12 June 2009

Christ's Example of Humility


Some of the fruits of my library research today:

In his apparently magisterial book, The Moral Vision of the New Testament: A Contemporary Introduction to New Testament Ethics (SF: HarperOne, 1996), which my heart now greatly desires, respected New Testament scholar Richard B. Hays discusses the interpretation of the Christological hymn in Philippians 2:6-11. First, Hays outlines briefly the idea that in this passage, St Paul ‘takes a hymn whose original purpose was doxological and employs it in the service of moral exhortation. Christ becomes an “exemplar” who illuminates the way of obedience’ (p. 29).

Hays then points out the influence in the late 20th c. of a study of the passage by Ernst Käsemann which argues that verse 5 (Hays writes—mistakenly it seems—‘verse 6’), ‘Let this mind be in you, which was also in Christ Jesus’, ‘points not to Jesus’ action as an example but to the sphere of being “in Christ” that defines the context for the Church’s action’ (Hays, p. 30; Hays suggests that Ralph Martin offers a similar interpretation). Oddly, according to Hays, ‘Käsemann emphasized the impossibility of imitating the cosmic action of a divine being’s descent from heaven and ultimate exaltation above all creation; in his view, only a naïve and sentimental “ethical idealism” could see a moral example here’ (p. 29). In response, Hays observes that Käsemann’s interpretation doesn’t take into account the whole context of the hymn, and that it assumes a too rigid ‘correspondence between example and imitator’ (p. 30).
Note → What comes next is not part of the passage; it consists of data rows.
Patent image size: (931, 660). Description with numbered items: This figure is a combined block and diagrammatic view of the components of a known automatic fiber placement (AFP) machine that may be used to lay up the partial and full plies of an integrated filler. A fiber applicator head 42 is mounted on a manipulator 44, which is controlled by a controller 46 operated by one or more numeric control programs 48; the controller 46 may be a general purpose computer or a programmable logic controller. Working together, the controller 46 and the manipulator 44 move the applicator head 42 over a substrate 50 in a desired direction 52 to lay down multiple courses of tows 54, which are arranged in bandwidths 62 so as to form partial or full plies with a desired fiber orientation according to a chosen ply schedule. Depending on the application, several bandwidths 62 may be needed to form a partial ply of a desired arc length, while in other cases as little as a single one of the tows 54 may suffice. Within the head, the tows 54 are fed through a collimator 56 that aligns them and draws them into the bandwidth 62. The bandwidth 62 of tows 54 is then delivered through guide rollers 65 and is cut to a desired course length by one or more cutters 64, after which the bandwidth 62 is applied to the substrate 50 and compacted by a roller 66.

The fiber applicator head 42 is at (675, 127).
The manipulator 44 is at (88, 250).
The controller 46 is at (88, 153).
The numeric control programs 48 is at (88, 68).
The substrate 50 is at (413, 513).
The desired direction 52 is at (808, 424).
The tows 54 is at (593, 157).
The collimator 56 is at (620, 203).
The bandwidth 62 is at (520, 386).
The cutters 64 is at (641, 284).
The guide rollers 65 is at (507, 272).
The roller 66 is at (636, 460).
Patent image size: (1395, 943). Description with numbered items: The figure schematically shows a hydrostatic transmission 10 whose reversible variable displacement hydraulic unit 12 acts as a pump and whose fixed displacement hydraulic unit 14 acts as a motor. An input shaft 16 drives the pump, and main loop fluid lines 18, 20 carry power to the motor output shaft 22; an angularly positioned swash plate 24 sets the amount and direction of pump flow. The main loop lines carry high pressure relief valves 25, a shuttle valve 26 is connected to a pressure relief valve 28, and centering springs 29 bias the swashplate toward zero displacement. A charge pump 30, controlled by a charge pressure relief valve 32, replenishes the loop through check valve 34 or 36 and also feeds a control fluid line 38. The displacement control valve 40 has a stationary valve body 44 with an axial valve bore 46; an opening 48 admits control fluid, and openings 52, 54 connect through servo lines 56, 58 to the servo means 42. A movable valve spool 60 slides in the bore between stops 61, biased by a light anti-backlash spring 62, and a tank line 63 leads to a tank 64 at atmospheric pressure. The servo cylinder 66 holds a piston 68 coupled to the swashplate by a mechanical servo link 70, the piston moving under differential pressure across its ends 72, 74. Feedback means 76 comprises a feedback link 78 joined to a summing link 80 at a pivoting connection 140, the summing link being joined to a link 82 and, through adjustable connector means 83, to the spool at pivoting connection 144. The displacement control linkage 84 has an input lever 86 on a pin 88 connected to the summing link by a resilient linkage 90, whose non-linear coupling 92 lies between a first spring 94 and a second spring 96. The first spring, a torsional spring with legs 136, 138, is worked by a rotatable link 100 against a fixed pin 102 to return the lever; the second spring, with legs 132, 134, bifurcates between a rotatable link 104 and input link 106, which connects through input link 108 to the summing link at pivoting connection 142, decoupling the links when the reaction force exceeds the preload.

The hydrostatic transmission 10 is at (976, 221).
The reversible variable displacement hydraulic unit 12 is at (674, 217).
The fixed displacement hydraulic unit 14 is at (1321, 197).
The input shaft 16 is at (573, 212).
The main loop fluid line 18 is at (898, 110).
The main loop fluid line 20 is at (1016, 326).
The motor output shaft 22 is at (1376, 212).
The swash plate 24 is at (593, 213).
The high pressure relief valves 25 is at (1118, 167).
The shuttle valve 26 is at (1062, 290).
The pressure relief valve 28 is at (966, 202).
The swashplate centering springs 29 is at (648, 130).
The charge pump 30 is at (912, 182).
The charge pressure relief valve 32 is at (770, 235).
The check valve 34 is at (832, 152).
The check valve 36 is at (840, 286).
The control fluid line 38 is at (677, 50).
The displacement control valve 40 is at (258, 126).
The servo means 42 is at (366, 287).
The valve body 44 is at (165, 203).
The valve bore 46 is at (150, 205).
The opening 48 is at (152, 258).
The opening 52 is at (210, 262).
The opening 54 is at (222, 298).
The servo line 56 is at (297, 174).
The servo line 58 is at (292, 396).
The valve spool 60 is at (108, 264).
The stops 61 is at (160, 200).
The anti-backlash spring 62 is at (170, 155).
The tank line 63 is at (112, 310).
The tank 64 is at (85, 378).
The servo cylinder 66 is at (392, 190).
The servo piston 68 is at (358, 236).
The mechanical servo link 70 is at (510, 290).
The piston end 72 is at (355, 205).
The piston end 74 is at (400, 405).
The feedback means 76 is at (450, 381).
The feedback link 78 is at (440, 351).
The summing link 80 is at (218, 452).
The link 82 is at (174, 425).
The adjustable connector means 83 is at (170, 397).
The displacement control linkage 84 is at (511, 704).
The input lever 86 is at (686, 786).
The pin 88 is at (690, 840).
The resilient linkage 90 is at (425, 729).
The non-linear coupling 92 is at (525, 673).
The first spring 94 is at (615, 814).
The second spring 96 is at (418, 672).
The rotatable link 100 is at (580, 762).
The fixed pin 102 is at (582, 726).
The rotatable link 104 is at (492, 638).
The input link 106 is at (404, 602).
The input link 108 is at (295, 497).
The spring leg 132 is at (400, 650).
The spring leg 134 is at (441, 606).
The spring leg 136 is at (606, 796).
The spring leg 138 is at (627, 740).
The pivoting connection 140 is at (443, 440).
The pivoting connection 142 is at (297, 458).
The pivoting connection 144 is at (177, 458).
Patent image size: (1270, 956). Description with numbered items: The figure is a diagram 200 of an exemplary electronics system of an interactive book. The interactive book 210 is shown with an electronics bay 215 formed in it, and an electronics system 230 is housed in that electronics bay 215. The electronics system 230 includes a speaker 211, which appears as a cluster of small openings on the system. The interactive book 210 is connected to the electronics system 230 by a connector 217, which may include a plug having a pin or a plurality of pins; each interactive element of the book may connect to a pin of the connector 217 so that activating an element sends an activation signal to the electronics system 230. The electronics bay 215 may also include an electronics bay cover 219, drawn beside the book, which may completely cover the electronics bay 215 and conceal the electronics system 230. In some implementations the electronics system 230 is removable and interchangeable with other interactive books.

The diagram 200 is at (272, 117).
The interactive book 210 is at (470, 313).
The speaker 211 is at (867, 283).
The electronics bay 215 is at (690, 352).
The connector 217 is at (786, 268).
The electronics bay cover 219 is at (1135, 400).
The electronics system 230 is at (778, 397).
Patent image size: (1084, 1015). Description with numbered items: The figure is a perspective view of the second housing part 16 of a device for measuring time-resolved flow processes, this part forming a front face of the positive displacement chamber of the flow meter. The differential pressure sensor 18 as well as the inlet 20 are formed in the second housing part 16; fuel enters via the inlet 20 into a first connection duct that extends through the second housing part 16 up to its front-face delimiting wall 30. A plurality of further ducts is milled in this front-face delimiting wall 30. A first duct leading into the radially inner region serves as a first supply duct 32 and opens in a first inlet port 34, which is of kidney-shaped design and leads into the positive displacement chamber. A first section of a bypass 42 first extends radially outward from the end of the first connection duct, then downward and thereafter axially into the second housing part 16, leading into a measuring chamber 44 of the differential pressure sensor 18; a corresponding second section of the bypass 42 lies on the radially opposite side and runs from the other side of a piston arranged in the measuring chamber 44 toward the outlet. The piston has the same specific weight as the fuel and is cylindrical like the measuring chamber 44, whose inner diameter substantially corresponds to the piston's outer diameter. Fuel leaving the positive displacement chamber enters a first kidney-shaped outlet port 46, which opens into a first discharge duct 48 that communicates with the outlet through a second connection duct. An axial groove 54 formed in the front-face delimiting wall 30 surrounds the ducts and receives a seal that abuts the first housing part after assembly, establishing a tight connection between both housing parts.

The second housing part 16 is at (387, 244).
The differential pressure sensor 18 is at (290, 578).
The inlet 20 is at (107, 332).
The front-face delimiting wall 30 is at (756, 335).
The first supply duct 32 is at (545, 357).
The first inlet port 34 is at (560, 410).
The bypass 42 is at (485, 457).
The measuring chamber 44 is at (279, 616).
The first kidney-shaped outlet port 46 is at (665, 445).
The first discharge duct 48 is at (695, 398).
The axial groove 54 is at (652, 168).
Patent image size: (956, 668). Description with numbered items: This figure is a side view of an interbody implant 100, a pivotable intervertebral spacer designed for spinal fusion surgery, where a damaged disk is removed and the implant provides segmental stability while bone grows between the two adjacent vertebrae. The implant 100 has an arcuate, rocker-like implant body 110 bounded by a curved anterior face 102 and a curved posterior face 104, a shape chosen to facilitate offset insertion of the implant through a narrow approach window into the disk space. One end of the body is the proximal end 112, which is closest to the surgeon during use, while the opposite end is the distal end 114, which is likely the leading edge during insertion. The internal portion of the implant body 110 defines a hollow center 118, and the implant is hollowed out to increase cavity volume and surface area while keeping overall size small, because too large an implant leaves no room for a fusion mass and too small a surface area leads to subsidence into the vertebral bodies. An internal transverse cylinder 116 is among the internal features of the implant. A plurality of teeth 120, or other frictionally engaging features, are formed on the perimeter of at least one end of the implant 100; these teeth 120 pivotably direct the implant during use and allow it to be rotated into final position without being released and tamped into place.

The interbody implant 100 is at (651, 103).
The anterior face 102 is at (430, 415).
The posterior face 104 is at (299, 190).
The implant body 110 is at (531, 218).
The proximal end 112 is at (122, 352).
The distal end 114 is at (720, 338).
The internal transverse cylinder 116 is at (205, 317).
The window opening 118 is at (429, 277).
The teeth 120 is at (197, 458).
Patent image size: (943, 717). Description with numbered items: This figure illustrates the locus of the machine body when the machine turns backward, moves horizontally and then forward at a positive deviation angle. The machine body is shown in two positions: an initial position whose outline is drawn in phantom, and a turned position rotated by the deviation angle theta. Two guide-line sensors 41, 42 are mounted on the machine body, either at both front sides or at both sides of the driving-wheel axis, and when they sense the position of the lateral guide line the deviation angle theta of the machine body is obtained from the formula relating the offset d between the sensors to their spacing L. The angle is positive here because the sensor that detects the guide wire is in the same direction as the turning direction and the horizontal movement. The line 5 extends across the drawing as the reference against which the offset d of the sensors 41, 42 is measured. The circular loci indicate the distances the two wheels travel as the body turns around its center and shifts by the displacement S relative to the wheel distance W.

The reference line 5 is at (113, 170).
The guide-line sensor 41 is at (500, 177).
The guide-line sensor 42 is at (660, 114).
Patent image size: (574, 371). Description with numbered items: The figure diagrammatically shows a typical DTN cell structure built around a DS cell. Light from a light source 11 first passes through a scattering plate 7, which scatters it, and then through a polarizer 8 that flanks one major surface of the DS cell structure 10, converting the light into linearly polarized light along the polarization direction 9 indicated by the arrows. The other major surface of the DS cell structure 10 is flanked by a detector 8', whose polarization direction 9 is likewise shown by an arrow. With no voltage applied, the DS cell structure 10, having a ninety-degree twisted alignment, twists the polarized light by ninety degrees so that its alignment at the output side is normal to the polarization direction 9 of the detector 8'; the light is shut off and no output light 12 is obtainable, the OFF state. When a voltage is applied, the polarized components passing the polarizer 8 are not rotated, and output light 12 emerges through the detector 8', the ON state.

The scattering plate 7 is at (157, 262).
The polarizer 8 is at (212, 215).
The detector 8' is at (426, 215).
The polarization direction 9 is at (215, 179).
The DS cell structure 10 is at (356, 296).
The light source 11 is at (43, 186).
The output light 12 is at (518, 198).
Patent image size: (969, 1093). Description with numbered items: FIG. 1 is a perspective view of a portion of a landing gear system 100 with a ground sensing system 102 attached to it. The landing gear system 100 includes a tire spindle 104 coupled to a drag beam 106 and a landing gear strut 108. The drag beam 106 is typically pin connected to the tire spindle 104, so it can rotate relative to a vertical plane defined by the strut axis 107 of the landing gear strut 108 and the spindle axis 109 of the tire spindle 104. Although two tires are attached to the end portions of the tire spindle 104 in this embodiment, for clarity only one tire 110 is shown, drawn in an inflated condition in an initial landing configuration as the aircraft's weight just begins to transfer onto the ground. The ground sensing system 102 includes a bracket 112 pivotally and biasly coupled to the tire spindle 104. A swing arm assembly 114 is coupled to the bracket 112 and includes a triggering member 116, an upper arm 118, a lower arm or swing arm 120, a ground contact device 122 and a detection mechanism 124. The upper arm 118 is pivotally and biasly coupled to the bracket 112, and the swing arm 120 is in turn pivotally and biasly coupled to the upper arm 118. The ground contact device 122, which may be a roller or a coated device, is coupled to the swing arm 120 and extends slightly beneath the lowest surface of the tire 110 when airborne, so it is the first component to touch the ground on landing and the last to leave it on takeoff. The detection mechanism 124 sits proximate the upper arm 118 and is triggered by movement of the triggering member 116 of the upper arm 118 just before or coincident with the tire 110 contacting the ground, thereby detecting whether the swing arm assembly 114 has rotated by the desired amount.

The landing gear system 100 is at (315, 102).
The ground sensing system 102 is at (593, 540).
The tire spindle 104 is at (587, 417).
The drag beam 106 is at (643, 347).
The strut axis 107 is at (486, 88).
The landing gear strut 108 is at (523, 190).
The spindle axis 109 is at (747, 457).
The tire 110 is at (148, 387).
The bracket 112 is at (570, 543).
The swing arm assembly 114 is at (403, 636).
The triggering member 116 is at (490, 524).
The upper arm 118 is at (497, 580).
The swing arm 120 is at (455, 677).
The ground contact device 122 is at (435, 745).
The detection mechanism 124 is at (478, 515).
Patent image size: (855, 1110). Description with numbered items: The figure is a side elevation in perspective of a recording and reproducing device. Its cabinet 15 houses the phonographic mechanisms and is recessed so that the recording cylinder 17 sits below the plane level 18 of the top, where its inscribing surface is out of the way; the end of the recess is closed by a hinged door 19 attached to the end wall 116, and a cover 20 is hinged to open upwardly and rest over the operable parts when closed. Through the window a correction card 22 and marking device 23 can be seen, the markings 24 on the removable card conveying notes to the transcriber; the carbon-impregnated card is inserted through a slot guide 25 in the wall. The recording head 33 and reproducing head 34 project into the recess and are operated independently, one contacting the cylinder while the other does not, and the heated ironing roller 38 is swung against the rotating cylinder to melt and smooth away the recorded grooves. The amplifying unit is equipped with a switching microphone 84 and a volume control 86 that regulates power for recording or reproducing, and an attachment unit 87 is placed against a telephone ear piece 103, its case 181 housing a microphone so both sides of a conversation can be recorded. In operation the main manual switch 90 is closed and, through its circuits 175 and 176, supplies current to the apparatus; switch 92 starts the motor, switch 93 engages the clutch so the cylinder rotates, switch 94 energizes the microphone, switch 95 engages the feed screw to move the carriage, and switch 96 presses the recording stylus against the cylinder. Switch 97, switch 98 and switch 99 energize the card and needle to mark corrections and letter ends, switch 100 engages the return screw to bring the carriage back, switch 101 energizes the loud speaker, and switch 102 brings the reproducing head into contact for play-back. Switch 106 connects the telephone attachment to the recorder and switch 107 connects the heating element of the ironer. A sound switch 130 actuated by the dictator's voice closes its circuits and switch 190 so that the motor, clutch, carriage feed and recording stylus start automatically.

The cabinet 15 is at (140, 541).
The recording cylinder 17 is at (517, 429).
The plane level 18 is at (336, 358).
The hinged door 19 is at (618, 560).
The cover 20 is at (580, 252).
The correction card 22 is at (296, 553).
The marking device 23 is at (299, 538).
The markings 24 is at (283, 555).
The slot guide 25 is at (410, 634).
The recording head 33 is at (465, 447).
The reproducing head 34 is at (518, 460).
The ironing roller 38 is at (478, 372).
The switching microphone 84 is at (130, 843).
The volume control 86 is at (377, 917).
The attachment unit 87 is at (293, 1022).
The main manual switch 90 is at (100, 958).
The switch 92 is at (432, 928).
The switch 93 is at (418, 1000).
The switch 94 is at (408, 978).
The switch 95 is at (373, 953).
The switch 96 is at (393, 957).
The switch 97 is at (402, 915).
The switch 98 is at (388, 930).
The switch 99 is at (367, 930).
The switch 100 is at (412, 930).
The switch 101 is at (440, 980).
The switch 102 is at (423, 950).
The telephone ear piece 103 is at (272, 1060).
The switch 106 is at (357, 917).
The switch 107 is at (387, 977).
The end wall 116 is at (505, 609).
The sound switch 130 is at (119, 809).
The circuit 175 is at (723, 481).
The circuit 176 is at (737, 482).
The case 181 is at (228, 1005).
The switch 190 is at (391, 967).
This response seemed fully convincing to me, and indeed, a little digging this evening yielded an explicit statement of the ‘exemplar’ interpretation in no less than St John Chrysostom’s Homily on Philippians (Ancient Christian Commentary on Scripture, New Testament VIII: Galatians, Ephesians, Philippians, ed. Mark J. Edwards [Downers Grove, IL: IVP, 1999], p. 236):

Our Lord Jesus Christ, when urging his disciples to undertake great works, makes himself an example. [ed. note—Here Chrysostom cites Matthew 5:12.] . . . This too the blessed Paul does, bringing Christ before there eyes when he urges them to practice humility. . . . For nothing so sustains the great and philosophic soul in the performance of good works as learning that through this one is becoming like God.

But I think the most poignant and powerful rejoinder to Käsemann could be something I found (with a little help from Fr Meyendorff’s introduction) shortly after reading Hays when I happened to be looking through Kathleen McVey’s translations of St Ephraim the Syrian (St Ephraim the Syrian, Hymns, trans. Kathleen McVey [NY: Paulist, 1989). In St Ephraim’s Hymn 25 on Virginity (stanza 4) (McVey, p. 371), we read:

The youth who loved our Lord very much,
who portrayed [and] put Him on and resembled Him,
was zealous in all these matters to resemble Him:
in his speech, his aspect and his ways.
The creature put on his Creator,
and he resembled Him although indeed he did not resemble what He was.
It is amazing how much the clay is able to be imprinted with the beauty of its sculptor.